Nephew of Pliny the Elder, also an orator, famed for his charming letters. Pliny's letters give an account of upper class Roman life in the first century and include many references to Pliny's own gardens. The letters were much studied during the renaissance as an authentic source of information on Roman gardens. The excerpt below is from one of Pliny's garden letters. It describes his villa at Tusci:-
Many paths are separated by box. In one place you have a little meadow In another place the box is interposed in groups, and cut into a thousand different forms. Sometimes the letters express the name of the master, or that of the designer. Here and there little obelisks rise, mixed alternately with apple trees. Then suddenly, in the midst of this elegant regularity, you are surprised with an imitation of the negligent beauties of rural nature. In the centre is a spot surrounded with a knot of dwarf plane trees. Beyond these are clumps of the smooth and twisting acanthus. Then come a variety of figures and names cut in box.
At the upper end of the garden is a semicircular bench of white marble. It is shaded with a vine which is trained upon four small pillars of Carystian marble. Water, gushes from several little pipes from under this bench, as if it were pressed out by the weight of the persons who sit upon it. The water falls into a stone cistern underneath, from whence it is received into a fine polished marble basin, so artfully contrived that it is always full without ever overflowing. When I eat here, the tray of dishes is placed around the margin, while the smaller dishes swim about in the form of little ships and waterfowl. Opposite this is a fountain which is incessantly emptying and filling, for the water which it throws up to a great height falling back again into it, is by means of connected openings returned as fast as it is received.

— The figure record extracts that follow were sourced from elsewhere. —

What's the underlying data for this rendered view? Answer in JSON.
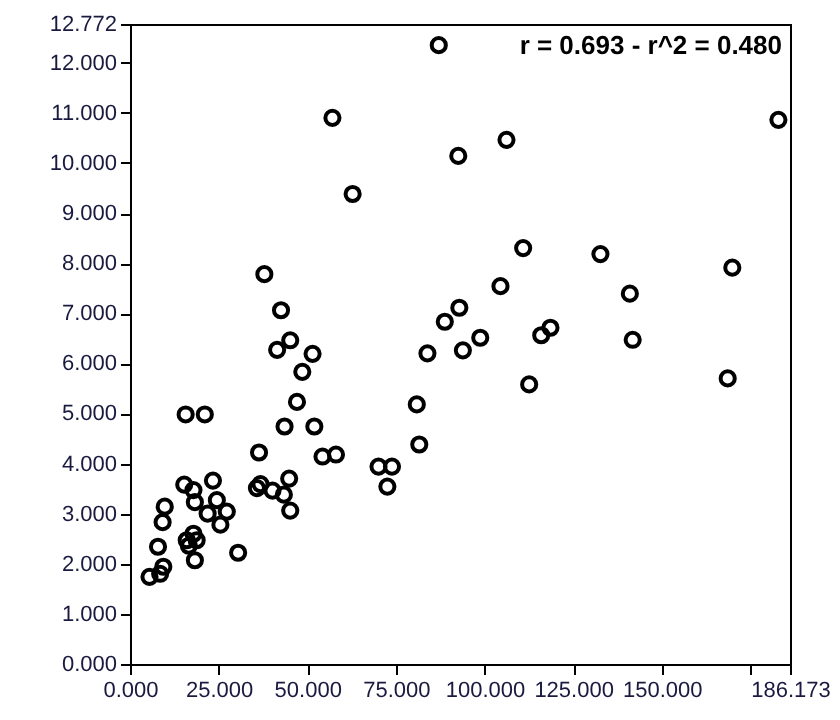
{
  "chart_data": {
    "type": "scatter",
    "x": [
      87.1,
      57.1,
      62.8,
      37.9,
      42.6,
      45.2,
      41.5,
      51.5,
      182.9,
      106.2,
      92.6,
      110.9,
      132.7,
      169.9,
      104.5,
      141.0,
      92.9,
      88.8,
      118.6,
      116.0,
      98.8,
      93.9,
      141.8,
      83.9,
      112.6,
      168.6,
      80.9,
      81.6,
      48.6,
      15.7,
      21.1,
      47.1,
      43.6,
      52.0,
      36.4,
      54.3,
      58.1,
      70.1,
      73.9,
      72.6,
      15.3,
      17.9,
      23.4,
      24.5,
      18.3,
      9.8,
      21.9,
      27.3,
      25.5,
      9.2,
      35.8,
      36.8,
      40.2,
      43.4,
      44.9,
      45.2,
      7.9,
      17.9,
      16.0,
      18.8,
      16.6,
      18.3,
      30.5,
      9.4,
      8.5,
      5.5
    ],
    "series": [
      {
        "color": "#000000",
        "values": [
          12.35,
          10.9,
          9.38,
          7.78,
          7.06,
          6.46,
          6.27,
          6.19,
          10.86,
          10.46,
          10.14,
          8.3,
          8.18,
          7.91,
          7.54,
          7.39,
          7.11,
          6.83,
          6.71,
          6.56,
          6.51,
          6.26,
          6.47,
          6.2,
          5.58,
          5.7,
          5.18,
          4.38,
          5.83,
          4.98,
          4.98,
          5.23,
          4.74,
          4.74,
          4.22,
          4.14,
          4.18,
          3.94,
          3.94,
          3.54,
          3.58,
          3.47,
          3.66,
          3.27,
          3.23,
          3.14,
          3.0,
          3.04,
          2.78,
          2.83,
          3.51,
          3.59,
          3.46,
          3.38,
          3.7,
          3.06,
          2.34,
          2.6,
          2.47,
          2.47,
          2.36,
          2.07,
          2.22,
          1.94,
          1.8,
          1.74
        ]
      }
    ],
    "xlim": [
      0,
      186.173
    ],
    "ylim": [
      0,
      12.772
    ],
    "xticks": [
      {
        "value": 0,
        "label": "0.000"
      },
      {
        "value": 25,
        "label": "25.000"
      },
      {
        "value": 50,
        "label": "50.000"
      },
      {
        "value": 75,
        "label": "75.000"
      },
      {
        "value": 100,
        "label": "100.000"
      },
      {
        "value": 125,
        "label": "125.000"
      },
      {
        "value": 150,
        "label": "150.000"
      },
      {
        "value": 175,
        "label": null
      },
      {
        "value": 186.173,
        "label": "186.173"
      }
    ],
    "yticks": [
      {
        "value": 0,
        "label": "0.000"
      },
      {
        "value": 1,
        "label": "1.000"
      },
      {
        "value": 2,
        "label": "2.000"
      },
      {
        "value": 3,
        "label": "3.000"
      },
      {
        "value": 4,
        "label": "4.000"
      },
      {
        "value": 5,
        "label": "5.000"
      },
      {
        "value": 6,
        "label": "6.000"
      },
      {
        "value": 7,
        "label": "7.000"
      },
      {
        "value": 8,
        "label": "8.000"
      },
      {
        "value": 9,
        "label": "9.000"
      },
      {
        "value": 10,
        "label": "10.000"
      },
      {
        "value": 11,
        "label": "11.000"
      },
      {
        "value": 12,
        "label": "12.000"
      },
      {
        "value": 12.772,
        "label": "12.772"
      }
    ],
    "marker": "circle",
    "annotations": [
      "r = 0.693 - r^2 = 0.480"
    ]
  }
}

Fronting the bench stands a chamber of lustrous marble, whose doors project onto a lawn. From the upper and lower windows of the chamber, the eye ranges upward or downward over other garden spaces. In different quarters are disposed several marble seats, which serve as so many reliefs after one is wearied with walking. Next to each seat is a little fountain. Throughout the hippodrome are small rills conveyed through pipes run murmuring along, wheresoever the hand of art has seen proper to conduct them. The rills water different spots of verdure, and bathe the whole.